Herr, ich will das, was geschieht annehmen

als eine Chance zur Veränderung und zum Wachstum.

Herr,

all unser vermeintliches Wissen,

all unsere Erklärungen,

all unsere Denkmodelle und Deutungen greifen zu kurz,

denn dein Horizont ist weiter als unserer

und deine Gedanken sind größer als unsere.

Aber die Chance,

meine Einstellungen und mein Verhalten zu ändern

und zu wachsen hin zu dir,

hin zu dem Menschen, den du in mir siehst,

die will ich heute nutzen.

Danke.

Amen

Ada
um 06:57 Uhr am 17.07.2021
Gott, Vater und Mutter im Himmel,

überall auf der Welt leben Menschen,

die zerbrochenen Herzens sind und verwundet an Leib und Seele.

Überall auf der Welt gibt es Krankheit, Trauer, Gewalt, Bedrohung, Verletzung und Verfolgung

und so viel von dem Leid ist menschengemacht...

Was tun wir einander an?

Wo verursachen wir selber Leid, fügen anderen Menschen Leid zu? 

Wo sehen wir weg und laden durch unser Nichtstun Schuld auf uns?
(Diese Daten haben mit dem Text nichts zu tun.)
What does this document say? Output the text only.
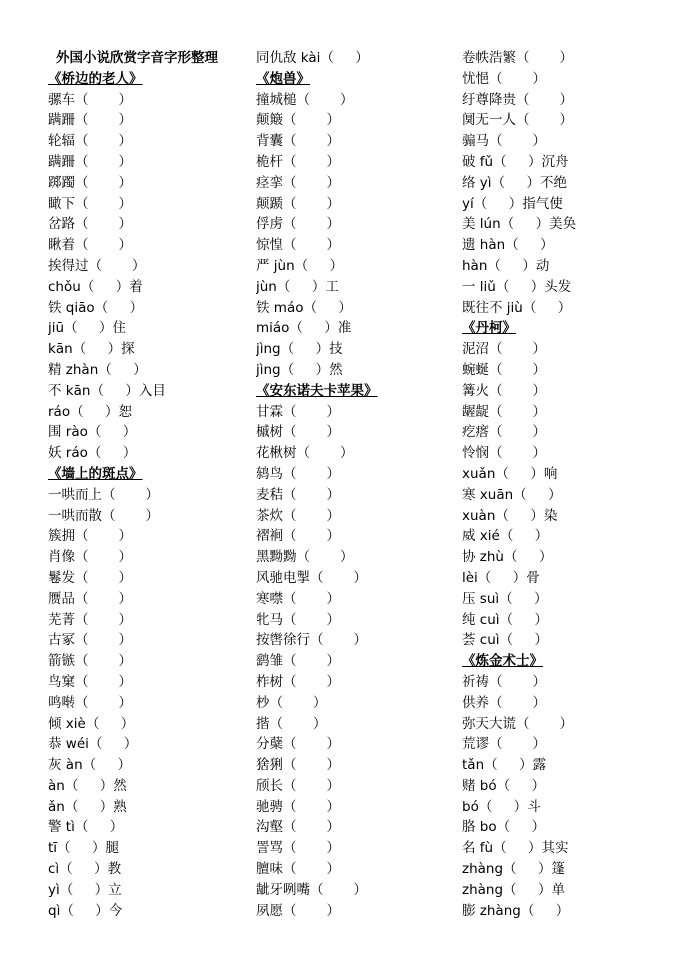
外国小说欣赏字音字形整理
《桥边的老人》
骡车（       ）
蹒跚（       ）
轮辐（       ）
蹒跚（       ）
踯躅（       ）
瞰下（       ）
岔路（       ）
瞅着（       ）
挨得过（       ）
chǒu（     ）着
铁 qiāo（     ）
jiū（     ）住
kān（     ）探
精 zhàn（     ）
不 kān（     ）入目
ráo（     ）恕
围 rào（     ）
妖 ráo（     ）
《墙上的斑点》
一哄而上（       ）
一哄而散（       ）
簇拥（       ）
肖像（       ）
鬈发（       ）
赝品（       ）
芜菁（       ）
古冢（       ）
箭镞（       ）
鸟窠（       ）
鸣啭（       ）
倾 xiè（     ）
恭 wéi（     ）
灰 àn（     ）
àn（     ）然
ǎn（     ）熟
警 tì（     ）
tī（     ）腿
cì（     ）教
yì（     ）立
qì（     ）今
同仇敌 kài（     ）
《炮兽》
撞城槌（       ）
颠簸（       ）
背囊（       ）
桅杆（       ）
痉挛（       ）
颠踬（       ）
俘虏（       ）
惊惶（       ）
严 jùn（     ）
jùn（     ）工
铁 máo（     ）
miáo（     ）准
jìng（     ）技
jìng（     ）然
《安东诺夫卡苹果》
甘霖（       ）
槭树（       ）
花楸树（       ）
鸫鸟（       ）
麦秸（       ）
茶炊（       ）
褶裥（       ）
黑黝黝（       ）
风驰电掣（       ）
寒噤（       ）
牝马（       ）
按辔徐行（       ）
鹞雏（       ）
柞树（       ）
杪（       ）
揩（       ）
分蘖（       ）
猞猁（       ）
颀长（       ）
驰骋（       ）
沟壑（       ）
詈骂（       ）
膻味（       ）
龇牙咧嘴（       ）
夙愿（       ）
卷帙浩繁（       ）
忧悒（       ）
纡尊降贵（       ）
阒无一人（       ）
骟马（       ）
破 fǔ（     ）沉舟
络 yì（     ）不绝
yí（     ）指气使
美 lún（     ）美奂
遗 hàn（     ）
hàn（     ）动
一 liǔ（     ）头发
既往不 jiù（     ）
《丹柯》
泥沼（       ）
蜿蜒（       ）
篝火（       ）
龌龊（       ）
疙瘩（       ）
怜悯（       ）
xuǎn（     ）响
寒 xuān（     ）
xuàn（     ）染
威 xié（     ）
协 zhù（     ）
lèi（     ）骨
压 suì（     ）
纯 cuì（     ）
荟 cuì（     ）
《炼金术士》
祈祷（       ）
供养（       ）
弥天大谎（       ）
荒谬（       ）
tǎn（     ）露
赌 bó（     ）
bó（     ）斗
胳 bo（     ）
名 fù（     ）其实
zhàng（     ）篷
zhàng（     ）单
膨 zhàng（     ）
Wie oft ergreifen wir Hände nicht,

die uns Schwache entgegenstrecken,

sind nicht bereit zum nötigen Verzicht

und auch nicht dazu, wirklich Verantwortung zu übernehmen für unser Handeln?

Wie oft dient das Nichstun der "Anderen" unserer Rechtfertigung? 

Wie oft schieben wir Politikern und Machtinhabern und den "Großen" in der Wirtschaft alle Verantwortung zu?

Gott,

du siehst all unsere Schuld und vergibst sie uns,

du siehst unsere Wunden und verbindest sie,

du hast den Stein weggewälzt von unserem Grab

und bist uns in Jesus ganz nah.

Du schenkst uns,

dass wir keine Angst mehr vor dem Tod haben müssen.

Unser Leben ist ganz und gar und ewig in deiner Hand geborgen.

Hilf uns,

dass wir die Freiheit, die du uns gegeben hast, in deinem Sinne nutzen.